File image: IOL
JOHANNESBURG – The rand started the week firmer against the dollar, recovering some ground on Monday after steep losses last week although a number of economic data releases in the coming days could knock it back off track.

The rand’s gains were mostly driven by global factors, including the US decision to shelve plans to impose tariffs on Mexico and rising chances that the next US interest rate move will be a cut given lacklustre jobs data last week.

At 5pm on Monday the rand traded at 14.7950 versus the dollar, around 1.17 percent stronger than its previous close. Global factors also boosted emerging market equities, to their highest point in nearly four weeks yesterday.
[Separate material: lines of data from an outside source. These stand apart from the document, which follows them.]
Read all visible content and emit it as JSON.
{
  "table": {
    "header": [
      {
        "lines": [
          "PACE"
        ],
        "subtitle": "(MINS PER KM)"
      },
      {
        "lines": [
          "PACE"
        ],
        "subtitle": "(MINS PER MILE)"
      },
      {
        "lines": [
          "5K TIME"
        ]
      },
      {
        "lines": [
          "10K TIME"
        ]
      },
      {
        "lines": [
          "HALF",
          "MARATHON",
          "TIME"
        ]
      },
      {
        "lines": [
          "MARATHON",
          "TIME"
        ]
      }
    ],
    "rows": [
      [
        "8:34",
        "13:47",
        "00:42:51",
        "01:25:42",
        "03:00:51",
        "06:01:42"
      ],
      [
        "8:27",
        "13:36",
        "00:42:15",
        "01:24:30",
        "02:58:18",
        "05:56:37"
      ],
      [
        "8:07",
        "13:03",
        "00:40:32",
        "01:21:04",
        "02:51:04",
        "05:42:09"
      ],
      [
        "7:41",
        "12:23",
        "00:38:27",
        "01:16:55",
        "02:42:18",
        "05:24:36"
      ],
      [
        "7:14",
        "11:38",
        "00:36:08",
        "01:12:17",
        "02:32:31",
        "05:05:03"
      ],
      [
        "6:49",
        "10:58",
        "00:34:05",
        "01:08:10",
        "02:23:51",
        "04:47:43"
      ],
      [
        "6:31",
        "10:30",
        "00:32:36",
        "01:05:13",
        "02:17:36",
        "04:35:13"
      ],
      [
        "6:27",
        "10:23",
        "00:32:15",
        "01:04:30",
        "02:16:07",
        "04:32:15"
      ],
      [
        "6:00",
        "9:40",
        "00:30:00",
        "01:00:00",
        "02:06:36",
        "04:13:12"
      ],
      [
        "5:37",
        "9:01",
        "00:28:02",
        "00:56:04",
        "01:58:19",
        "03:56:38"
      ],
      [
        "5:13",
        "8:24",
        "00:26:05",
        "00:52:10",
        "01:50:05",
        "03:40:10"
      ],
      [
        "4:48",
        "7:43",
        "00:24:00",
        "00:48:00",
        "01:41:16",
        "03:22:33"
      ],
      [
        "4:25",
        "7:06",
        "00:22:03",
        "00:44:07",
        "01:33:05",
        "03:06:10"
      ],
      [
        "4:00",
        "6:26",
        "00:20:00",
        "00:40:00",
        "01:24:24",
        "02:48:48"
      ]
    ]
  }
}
However, local factors could again soon pull the rand back again.

After last week’s news that the South African economy contracted by over 3 percent in the first quarter, investors are now turning their attention to data releases on manufacturing, retail sales and business confidence to further gauge the economy’s health, Lukman Otunuga, research analyst at FXTM, said in a note.
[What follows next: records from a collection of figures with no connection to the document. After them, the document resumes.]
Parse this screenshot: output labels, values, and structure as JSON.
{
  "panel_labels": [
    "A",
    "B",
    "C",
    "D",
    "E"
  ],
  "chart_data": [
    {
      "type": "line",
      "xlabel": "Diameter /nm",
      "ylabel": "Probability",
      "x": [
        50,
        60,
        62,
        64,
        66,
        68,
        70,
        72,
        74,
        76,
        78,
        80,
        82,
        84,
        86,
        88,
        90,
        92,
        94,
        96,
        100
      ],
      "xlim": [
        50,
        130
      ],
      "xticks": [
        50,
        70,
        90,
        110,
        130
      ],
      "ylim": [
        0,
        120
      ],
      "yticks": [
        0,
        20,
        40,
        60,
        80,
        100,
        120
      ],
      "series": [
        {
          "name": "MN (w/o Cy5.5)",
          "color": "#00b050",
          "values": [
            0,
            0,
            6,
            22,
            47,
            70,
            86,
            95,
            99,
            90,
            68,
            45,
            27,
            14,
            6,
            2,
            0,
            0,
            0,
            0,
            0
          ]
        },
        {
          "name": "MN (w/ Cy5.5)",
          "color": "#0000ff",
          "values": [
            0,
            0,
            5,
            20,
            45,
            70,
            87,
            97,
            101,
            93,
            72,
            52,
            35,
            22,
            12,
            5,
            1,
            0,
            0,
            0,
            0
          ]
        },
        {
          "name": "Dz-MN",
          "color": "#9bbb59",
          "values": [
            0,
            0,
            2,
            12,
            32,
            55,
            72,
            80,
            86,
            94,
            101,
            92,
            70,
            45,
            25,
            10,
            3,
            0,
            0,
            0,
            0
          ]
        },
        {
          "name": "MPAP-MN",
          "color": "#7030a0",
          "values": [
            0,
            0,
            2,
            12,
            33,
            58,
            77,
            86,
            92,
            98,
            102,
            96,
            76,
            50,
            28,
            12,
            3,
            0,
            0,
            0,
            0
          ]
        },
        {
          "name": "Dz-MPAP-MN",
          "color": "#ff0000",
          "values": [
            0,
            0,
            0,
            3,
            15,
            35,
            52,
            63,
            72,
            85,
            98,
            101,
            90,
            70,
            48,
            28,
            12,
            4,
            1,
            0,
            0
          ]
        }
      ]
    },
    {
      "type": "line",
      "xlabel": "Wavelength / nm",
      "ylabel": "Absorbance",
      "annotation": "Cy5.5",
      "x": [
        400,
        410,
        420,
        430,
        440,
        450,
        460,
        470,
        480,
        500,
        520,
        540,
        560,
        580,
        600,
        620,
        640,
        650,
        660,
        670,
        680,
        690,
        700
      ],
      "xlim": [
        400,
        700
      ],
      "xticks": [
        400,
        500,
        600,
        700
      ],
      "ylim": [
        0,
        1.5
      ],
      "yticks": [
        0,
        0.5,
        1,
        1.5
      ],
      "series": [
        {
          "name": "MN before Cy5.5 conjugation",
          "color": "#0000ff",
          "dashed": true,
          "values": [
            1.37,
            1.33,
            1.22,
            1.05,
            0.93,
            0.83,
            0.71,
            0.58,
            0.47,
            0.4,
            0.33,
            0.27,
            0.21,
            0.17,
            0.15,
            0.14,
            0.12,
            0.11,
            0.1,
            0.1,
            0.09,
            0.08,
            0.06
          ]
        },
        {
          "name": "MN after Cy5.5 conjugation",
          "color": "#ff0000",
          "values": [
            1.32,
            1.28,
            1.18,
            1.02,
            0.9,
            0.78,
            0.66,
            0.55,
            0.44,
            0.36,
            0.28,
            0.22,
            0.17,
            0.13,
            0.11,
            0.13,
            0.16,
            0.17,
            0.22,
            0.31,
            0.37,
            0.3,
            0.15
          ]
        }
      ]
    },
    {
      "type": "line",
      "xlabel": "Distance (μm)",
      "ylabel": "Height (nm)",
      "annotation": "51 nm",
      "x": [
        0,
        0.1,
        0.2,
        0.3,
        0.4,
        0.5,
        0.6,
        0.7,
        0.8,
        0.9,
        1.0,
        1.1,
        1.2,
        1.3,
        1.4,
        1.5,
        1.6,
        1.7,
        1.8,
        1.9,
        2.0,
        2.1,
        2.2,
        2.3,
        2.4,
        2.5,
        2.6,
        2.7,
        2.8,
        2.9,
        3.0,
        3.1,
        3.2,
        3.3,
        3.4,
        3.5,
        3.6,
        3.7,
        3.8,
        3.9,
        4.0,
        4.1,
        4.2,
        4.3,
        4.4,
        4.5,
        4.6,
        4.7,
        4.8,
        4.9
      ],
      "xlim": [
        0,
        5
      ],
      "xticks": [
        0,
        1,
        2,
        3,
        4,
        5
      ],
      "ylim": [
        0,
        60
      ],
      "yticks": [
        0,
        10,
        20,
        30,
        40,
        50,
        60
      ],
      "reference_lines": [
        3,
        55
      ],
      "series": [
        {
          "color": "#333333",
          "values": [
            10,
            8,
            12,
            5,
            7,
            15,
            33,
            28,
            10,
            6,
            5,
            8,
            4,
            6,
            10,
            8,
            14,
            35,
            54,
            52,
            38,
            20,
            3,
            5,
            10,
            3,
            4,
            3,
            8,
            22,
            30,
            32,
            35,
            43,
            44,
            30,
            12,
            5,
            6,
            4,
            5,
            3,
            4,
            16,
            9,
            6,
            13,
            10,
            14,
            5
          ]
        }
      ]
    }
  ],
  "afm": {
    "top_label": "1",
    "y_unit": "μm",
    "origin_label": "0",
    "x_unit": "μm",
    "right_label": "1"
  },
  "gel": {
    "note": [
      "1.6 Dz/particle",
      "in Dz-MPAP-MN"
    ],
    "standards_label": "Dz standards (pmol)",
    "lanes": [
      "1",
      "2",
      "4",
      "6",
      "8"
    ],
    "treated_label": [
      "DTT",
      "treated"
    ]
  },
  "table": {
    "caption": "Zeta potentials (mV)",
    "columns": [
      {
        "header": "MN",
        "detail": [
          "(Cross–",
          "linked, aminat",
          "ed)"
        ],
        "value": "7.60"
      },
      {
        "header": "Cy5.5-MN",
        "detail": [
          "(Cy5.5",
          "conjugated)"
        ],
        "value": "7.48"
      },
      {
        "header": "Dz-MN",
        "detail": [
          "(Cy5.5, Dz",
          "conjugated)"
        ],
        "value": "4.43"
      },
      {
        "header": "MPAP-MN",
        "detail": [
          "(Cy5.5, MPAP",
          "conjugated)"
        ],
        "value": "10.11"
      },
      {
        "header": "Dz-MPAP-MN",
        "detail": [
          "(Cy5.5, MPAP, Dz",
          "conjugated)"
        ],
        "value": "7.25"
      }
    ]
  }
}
“Should the pending reports fail to meet market expectations, the rand which is already tussling with domestic headwinds, may find itself exposed to downside risks,” the note said.

The rand slumped last week following news of the economic contraction and also amid a row over the central bank’s mandate, which rattled investors.

Government bonds were flat, with the yield on the benchmark 2026 instrument at 8.415 percent.